Throughout 2008, President Chávez moved aggressively to strengthen ties with Iran, Russia, and China as he undertook to build a broader, anti-American global coalition. Expanded Venezuela- Iran ties included regular air service between Caracas and Tehran and increased Iranian investment in Venezuela. Iranian actions drew closer U.S. scrutiny leading to measures against sanction-dodging financial agencies of the Iranian regime located in Caracas. Chávez's recent efforts to offer support to the radical Islamist Hamas regime in Gaza and his expulsion of Israel's ambassador to Caracas are indicators of a tilt in favor of Islamist extremism. Likewise, Chávez's support for Russia during the Georgia crisis, substantial purchases of Russian arms, a highly publicized visit to the Caribbean by Russian warships, and the November 2008 visit of Russian President Medvedev to Caracas highlighted a year of deepening Russian-Venezuelan ties. China has emerged as a major commercial partner, and Chávez is banking in the long run on selling his oil to China rather than to the U.S.

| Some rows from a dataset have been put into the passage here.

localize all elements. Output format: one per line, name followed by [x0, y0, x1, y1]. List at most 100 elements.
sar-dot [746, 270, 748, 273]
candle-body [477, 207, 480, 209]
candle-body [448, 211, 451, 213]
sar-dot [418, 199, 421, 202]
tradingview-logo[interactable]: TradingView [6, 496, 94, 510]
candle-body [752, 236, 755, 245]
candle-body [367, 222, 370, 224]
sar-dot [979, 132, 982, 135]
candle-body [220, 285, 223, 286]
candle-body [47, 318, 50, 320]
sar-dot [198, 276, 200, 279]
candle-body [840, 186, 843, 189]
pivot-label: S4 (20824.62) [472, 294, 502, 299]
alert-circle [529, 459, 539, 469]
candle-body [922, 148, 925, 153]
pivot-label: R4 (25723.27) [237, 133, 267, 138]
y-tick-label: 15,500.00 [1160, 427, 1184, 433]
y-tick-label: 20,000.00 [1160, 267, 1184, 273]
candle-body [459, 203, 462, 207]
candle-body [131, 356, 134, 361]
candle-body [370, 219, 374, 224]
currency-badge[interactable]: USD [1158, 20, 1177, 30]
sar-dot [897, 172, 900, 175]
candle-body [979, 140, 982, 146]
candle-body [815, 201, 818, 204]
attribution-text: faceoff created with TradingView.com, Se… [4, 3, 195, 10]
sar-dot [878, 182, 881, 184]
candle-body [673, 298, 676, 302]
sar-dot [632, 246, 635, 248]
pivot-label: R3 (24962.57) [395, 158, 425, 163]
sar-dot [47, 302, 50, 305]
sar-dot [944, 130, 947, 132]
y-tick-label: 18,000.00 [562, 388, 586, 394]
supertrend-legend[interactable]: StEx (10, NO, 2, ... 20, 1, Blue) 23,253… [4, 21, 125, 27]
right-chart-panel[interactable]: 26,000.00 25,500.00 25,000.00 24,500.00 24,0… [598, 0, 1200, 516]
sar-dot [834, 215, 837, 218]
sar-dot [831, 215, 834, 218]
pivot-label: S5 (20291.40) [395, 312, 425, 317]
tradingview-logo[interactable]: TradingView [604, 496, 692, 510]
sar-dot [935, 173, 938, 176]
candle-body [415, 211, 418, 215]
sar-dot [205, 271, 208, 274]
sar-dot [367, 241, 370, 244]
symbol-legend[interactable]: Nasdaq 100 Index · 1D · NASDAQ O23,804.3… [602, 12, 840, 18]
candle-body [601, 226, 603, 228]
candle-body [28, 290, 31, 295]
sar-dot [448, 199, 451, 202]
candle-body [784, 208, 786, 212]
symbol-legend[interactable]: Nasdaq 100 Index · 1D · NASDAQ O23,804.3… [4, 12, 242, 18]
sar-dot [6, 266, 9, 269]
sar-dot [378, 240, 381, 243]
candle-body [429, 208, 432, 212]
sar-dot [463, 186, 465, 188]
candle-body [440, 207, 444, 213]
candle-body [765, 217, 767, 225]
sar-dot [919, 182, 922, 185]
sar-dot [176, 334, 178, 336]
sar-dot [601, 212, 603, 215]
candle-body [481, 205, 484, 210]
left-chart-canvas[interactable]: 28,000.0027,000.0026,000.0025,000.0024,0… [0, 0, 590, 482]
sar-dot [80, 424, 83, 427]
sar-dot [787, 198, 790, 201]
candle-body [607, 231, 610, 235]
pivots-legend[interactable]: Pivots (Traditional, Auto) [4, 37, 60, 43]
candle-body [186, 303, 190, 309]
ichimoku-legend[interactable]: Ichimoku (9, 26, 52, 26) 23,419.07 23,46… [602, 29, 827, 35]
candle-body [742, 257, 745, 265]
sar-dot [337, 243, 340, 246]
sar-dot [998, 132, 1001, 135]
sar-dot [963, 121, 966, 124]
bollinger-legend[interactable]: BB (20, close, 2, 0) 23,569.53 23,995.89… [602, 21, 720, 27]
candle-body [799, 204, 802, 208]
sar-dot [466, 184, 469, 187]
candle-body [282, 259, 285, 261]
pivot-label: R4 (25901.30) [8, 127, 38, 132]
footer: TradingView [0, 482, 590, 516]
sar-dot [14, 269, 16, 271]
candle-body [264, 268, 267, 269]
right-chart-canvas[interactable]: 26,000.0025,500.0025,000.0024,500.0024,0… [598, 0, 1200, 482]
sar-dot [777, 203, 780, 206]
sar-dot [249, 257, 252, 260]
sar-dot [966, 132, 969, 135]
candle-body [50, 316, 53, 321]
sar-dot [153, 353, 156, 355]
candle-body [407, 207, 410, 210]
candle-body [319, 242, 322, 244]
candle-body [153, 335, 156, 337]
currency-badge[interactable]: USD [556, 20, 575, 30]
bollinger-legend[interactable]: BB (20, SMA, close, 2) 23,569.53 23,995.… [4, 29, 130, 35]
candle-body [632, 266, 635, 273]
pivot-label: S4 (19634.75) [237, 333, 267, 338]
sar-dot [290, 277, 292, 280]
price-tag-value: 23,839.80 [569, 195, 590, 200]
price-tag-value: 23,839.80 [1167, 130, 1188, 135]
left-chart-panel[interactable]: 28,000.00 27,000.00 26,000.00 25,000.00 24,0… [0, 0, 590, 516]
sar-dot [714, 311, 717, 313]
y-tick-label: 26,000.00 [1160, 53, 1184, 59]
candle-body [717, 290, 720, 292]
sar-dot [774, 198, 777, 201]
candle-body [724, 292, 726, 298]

While many are quick to proclaim the demise of the Monroe Doctrine, the U.S. naturally recoils from continued loss of influence and leverage in the Western Hemisphere. A realistic U.S. policy toward Venezuela will also contain an adequate plan for addressing U.S. energy dependence, since President Chávez treats his nation's oil resources as a pressure tool and economic weapon.
Elements of a sound and comprehensive Venezuela policy for the next four years make it incumbent on the Obama Administration to:
- Develop a strategy for addressing Andean security concerns
raised by Chávez and Venezuela.
- Assign a high priority to acquiring and reviewing intelligence
on terror, money-laundering, and drug-trafficking in Venezuela,
being especially vigilant of any evidence of Venezuela's ties to
FARC, Hezbollah, and Hamas.
- Increase support for elements of Venezuelan civil society that
support the rule of law, pluralism, media freedom, and respect for
human rights.
- Not seek agrément for a new ambassador to
Venezuela until it is confident that Chávez is ready to
address key security concerns, for example, renewed action to
prevent drug trafficking (including cooperation with the U.S. Drug
Enforcement Administration), an end to all support for FARC,
resumption of cooperation on anti-terrorism measures, and an end to
virulent anti-Americanism.
- Consider, if Chávez refuses to cooperate, 1) stepping up
targeted sanctions against individual government officials and
unofficial agents of the Venezuelan government, 2) sanctioning
Venezuelan institutions, including banks and, potentially, the
national oil company, and 3) adding Venezuela to the list of state
sponsors of terrorism.
- Develop a comprehensive contingency plan for a possible
disruption in oil supply from Venezuela.
- Work directly with friends, paying special attention to Colombia and Peru, particularly passing the Colombia Free Trade Agreement in order to strengthen a firm democratic counterpoint to the Chávez-ALBA alliance.
Ray Walser, Ph.D., is Senior Policy Analyst for Latin America in the Douglas and Sarah Allison Center for Foreign Policy Studies, a division of the Kathryn and Shelby Cullom Davis Institute for International Studies, at The Heritage Foundation.